In the long list of market unknowns, Donald Trump and the US Presidential race is a “known unknown.” His candidacy has massive implications both socially and for the markets, but we are not sure of what they are.
The word “trump” has always held significant meaning. In cards, it outranks all else, and in life, it is used to show that you have an advantage over others.
As a surname, Trump is of English origin and has historically served as an occupational name for a trumpeter (from the Middle English trumpe or “trumpet”), which is an apt description for Mr. Donald J. Trump if you think about it. Since announcing his candidacy, Trump and his stances have taken centre stage both in America and abroad.
For America, and the world, the last name Trump is more than a word or strategy. Despite the criticism that invariably follows his comments, his campaign is no longer a political diversion. Simply put, he has a very real shot at the presidency. But should anybody be surprised? Like him or not, the man is savvy. He is adept at connecting with the masses through social media, and the nicknames he gives his opponents stick (i.e. “Lying Ted” and “Crooked Hillary”). While some may debate the appropriateness of his morally-grey strategy, his appeal to a wide range of Americans is no longer at question – whether you personally agree with his perspective or not.
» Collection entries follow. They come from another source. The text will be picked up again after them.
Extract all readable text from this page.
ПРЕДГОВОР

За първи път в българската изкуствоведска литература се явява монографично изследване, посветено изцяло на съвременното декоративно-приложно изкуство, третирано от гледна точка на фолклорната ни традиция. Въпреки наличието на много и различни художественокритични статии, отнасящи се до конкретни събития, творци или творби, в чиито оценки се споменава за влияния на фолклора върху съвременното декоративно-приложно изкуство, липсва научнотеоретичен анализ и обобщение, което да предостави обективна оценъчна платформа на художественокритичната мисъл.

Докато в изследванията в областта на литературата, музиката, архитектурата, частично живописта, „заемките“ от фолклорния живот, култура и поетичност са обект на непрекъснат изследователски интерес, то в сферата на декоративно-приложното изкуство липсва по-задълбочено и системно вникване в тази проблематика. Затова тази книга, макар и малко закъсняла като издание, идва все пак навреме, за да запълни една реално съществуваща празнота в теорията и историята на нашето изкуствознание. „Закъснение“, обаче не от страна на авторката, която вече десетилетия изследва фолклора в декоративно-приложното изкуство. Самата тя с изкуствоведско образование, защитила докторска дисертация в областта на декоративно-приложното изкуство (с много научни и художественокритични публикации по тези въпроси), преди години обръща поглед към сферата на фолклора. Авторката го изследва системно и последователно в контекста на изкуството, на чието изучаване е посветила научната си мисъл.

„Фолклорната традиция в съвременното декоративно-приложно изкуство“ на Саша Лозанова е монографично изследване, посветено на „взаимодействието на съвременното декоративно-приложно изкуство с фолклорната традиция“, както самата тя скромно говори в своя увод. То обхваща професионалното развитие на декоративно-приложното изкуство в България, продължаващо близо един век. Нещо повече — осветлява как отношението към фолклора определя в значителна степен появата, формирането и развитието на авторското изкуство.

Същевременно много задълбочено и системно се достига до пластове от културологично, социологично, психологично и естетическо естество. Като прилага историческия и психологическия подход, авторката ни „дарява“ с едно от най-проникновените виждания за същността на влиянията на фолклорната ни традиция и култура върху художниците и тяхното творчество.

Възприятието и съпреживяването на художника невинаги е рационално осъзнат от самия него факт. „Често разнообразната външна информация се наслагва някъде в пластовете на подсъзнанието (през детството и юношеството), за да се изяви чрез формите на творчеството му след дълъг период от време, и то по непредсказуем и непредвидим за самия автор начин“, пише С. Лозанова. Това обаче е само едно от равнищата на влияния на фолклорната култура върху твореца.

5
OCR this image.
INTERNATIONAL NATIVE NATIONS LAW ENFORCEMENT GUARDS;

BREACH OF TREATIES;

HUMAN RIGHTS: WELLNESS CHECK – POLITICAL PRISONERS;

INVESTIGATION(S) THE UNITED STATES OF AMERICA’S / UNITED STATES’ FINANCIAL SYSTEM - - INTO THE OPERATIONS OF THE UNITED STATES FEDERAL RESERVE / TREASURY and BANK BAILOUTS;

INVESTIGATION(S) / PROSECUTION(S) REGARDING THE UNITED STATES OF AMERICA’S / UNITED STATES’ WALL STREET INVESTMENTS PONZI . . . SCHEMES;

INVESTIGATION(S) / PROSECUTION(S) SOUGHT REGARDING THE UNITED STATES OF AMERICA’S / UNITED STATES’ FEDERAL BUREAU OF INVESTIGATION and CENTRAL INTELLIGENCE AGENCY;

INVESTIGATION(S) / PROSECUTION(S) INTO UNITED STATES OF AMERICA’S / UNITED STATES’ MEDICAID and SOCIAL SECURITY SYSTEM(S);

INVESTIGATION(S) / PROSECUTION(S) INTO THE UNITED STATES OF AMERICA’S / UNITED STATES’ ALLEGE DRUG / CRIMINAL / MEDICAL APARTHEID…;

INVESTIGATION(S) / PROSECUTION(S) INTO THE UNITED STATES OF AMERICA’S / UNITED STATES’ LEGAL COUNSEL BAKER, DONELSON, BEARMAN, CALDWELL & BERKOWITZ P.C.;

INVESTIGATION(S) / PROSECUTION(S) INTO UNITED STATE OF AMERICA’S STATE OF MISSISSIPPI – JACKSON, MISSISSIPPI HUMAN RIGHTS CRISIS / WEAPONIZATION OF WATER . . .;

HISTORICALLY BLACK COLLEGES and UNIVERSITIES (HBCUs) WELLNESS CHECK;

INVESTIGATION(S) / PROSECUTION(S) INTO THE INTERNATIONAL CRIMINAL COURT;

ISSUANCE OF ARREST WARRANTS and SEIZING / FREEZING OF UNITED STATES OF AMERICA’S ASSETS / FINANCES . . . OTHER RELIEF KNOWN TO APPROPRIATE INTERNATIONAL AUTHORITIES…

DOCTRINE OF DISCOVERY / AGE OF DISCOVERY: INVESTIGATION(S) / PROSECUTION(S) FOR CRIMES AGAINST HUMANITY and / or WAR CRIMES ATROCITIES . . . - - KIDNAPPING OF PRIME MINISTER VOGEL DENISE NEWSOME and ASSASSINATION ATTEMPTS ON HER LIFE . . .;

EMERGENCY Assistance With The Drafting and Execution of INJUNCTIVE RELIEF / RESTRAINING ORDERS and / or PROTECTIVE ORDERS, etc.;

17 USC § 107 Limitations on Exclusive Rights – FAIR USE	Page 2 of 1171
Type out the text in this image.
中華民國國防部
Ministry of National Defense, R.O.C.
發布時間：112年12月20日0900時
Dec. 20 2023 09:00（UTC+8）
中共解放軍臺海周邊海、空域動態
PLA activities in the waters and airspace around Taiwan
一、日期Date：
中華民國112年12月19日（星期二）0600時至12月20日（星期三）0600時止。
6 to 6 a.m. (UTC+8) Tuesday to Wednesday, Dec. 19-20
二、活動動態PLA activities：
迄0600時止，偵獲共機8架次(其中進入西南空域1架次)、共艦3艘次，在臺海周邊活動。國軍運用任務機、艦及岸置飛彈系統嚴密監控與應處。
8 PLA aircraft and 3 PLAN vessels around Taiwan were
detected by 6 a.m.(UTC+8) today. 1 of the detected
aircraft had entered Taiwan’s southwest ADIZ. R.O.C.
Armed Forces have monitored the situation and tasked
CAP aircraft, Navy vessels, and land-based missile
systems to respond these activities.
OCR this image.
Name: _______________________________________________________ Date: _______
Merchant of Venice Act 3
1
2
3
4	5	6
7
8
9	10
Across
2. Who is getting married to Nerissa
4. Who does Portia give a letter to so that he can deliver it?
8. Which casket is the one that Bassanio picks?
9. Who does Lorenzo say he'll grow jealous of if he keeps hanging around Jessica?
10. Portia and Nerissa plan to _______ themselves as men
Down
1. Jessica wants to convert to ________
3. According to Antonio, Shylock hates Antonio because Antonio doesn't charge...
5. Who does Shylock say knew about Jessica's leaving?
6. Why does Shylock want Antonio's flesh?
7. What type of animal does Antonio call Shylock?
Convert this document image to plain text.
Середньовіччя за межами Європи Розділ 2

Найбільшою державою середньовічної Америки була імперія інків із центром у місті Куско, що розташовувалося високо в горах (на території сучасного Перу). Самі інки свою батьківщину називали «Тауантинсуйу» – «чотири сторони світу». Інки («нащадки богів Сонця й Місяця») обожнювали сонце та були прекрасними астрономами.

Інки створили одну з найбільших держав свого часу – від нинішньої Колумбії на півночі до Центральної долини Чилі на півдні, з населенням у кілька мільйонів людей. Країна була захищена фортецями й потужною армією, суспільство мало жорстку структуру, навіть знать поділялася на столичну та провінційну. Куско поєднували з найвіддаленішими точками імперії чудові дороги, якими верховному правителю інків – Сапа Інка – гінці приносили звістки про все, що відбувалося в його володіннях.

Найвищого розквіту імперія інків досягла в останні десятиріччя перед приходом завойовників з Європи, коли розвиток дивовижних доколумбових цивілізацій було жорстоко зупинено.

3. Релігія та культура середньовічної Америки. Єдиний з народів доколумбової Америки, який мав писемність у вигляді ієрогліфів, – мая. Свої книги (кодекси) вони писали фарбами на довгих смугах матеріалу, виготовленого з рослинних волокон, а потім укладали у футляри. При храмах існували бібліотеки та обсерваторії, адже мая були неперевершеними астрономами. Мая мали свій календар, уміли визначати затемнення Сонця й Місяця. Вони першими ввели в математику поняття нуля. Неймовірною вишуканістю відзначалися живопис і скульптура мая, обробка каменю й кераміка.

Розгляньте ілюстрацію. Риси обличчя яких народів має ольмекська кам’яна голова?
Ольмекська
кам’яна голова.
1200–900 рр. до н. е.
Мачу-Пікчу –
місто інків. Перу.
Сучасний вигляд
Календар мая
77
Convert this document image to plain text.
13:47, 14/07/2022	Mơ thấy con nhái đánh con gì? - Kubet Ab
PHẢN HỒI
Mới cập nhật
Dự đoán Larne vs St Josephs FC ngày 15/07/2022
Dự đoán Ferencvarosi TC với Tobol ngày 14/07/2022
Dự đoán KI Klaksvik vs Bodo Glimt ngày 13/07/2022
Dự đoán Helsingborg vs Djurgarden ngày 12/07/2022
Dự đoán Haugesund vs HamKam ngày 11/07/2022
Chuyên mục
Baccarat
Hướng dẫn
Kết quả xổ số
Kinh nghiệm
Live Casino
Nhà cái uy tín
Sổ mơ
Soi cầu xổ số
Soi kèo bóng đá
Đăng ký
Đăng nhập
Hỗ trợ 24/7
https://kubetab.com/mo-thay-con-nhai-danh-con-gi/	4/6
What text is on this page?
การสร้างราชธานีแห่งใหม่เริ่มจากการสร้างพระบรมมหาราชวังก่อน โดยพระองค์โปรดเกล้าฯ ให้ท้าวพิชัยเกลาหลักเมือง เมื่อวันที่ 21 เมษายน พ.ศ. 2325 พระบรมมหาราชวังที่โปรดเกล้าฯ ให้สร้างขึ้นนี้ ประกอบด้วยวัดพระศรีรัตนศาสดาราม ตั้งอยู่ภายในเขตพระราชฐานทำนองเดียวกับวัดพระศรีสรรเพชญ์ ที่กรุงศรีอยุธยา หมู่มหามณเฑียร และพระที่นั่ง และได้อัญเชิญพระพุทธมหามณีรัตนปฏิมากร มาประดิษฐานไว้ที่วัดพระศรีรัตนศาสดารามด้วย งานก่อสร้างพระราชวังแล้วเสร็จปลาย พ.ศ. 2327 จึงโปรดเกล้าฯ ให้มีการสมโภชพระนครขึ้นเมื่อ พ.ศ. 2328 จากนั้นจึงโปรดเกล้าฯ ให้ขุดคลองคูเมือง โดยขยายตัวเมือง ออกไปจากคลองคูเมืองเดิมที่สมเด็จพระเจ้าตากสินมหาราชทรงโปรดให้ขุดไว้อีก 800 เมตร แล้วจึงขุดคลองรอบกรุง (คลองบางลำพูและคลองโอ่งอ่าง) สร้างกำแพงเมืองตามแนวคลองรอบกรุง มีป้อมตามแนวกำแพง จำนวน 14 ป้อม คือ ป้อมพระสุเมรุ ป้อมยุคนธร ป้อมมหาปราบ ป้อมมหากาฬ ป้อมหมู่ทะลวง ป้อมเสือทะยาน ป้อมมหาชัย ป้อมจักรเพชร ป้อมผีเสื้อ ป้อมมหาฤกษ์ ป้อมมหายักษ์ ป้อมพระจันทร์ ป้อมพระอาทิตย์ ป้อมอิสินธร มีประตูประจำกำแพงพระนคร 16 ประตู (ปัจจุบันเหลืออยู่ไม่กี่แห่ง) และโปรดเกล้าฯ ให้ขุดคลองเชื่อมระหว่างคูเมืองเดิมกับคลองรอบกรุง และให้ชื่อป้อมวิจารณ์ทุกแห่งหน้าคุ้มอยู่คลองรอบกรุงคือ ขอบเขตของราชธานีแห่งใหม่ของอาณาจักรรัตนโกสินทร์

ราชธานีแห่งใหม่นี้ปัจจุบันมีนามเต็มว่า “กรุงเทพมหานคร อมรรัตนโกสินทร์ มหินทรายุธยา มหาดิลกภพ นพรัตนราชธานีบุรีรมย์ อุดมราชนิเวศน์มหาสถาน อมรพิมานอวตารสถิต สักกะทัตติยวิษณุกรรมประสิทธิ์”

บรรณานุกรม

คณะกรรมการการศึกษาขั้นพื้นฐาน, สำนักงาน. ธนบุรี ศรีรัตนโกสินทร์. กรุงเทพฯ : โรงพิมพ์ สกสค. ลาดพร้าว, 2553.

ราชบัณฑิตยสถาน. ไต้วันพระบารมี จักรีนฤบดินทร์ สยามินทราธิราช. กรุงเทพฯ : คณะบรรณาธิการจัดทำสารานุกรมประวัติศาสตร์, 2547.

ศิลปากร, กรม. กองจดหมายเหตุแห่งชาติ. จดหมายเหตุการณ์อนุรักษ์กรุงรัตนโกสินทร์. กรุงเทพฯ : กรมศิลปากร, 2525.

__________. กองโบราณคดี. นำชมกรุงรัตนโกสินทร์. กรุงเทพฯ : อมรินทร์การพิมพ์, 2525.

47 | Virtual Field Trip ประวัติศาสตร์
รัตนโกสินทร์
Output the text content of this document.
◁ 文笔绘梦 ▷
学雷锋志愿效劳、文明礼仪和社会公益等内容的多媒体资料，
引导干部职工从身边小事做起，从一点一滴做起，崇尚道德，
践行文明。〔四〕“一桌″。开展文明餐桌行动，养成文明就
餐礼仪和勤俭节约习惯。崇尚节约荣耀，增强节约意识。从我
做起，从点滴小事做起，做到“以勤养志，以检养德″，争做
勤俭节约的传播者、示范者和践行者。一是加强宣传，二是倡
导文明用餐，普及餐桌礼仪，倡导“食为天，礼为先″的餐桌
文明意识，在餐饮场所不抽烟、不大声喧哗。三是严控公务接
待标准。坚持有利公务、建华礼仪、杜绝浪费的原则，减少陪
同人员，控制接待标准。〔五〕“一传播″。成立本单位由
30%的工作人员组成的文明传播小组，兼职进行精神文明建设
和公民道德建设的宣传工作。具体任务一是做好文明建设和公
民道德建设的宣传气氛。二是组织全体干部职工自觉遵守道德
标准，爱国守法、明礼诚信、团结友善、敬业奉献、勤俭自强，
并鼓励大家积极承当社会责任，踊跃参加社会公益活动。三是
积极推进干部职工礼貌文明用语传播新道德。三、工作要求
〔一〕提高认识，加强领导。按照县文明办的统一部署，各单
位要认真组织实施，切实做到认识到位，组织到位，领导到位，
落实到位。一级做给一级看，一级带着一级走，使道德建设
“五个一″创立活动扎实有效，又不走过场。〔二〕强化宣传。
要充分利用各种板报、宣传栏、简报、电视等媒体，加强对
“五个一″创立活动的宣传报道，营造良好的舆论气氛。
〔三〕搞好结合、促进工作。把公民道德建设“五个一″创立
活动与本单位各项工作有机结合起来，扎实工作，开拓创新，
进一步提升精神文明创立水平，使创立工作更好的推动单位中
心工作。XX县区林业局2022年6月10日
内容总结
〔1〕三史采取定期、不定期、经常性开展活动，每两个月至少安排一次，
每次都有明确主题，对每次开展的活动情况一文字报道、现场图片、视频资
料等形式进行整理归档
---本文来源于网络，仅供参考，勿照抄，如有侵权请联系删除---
It is difficult to gauge the effect that a Trump win would have on the financial markets given his reliance on rhetoric, and his lack of a decisive policy or plan at this time. The degree of uncertainty he has introduced to the world is high, and the domestic and international upheaval it may create is concerning. As a result, it is highly likely that the ongoing volatility experienced across both the financial and commodity markets will continue for quite some time, and may even intensify.
In the long list of market unknowns, Trump and the US Presidential race is the unknown. The result of the election may have massive implications on the markets, even if we are unsure about what they are. When looking to commodities, a weaker US dollar will drive prices higher, but this may be offset by concerns over a slowing US economy. More broadly, a Trump win could have the following effects on specific markets:
- Equities: given the high level and multi-year rally, along with and artificially low VIX level, we expect significant volatility.
- Precious metals – likely to remain positive, reflecting heightened uncertainty and geopolitical risk.
- Industrial metals – investors may become bullish as it is expected that Trump would call for increased spending on infrastructure.
- Agriculture – prices of vegetables could rise if strict immigration policies affecting illegal workers are implemented, while the effect on global grains is difficult to determine.
- Energy – prices could go either way, depending on Trump’s protectionist agenda and political policies.
- Canadian Oil – as the largest foreign supplier of oil to the US, Canadian crude may continue to increase in importance given Trump’s desire to secure a safe supply for America, and his pro-pipeline agenda.
While Trump wants America to be energy independent, a Canadian supply of crude should be looked at favourably when compared to other sources. Moving away from Mexican and other South American heavy sour crude suppliers would provide advantages beyond safety and ethics. Pricing for these imports are not generated by transparent, open market systems, but rather set by their respective governments. As such, risk mitigation tools like hedging are simply not available to market participants as they are for those who purchase Canadian oil.
As in life, you can only use a trump card once, and often as a last resort. Donald Trump has a very real shot at being elected because many voters see him as exactly that – a last resort. He has only one chance at this. Like Ross Perot, there will likely not be another run.
Donald Trump is clearly good at blowing his own horn, and a Trump presidency would certainly herald a period of significant volatility for the world’s commodities and financial markets.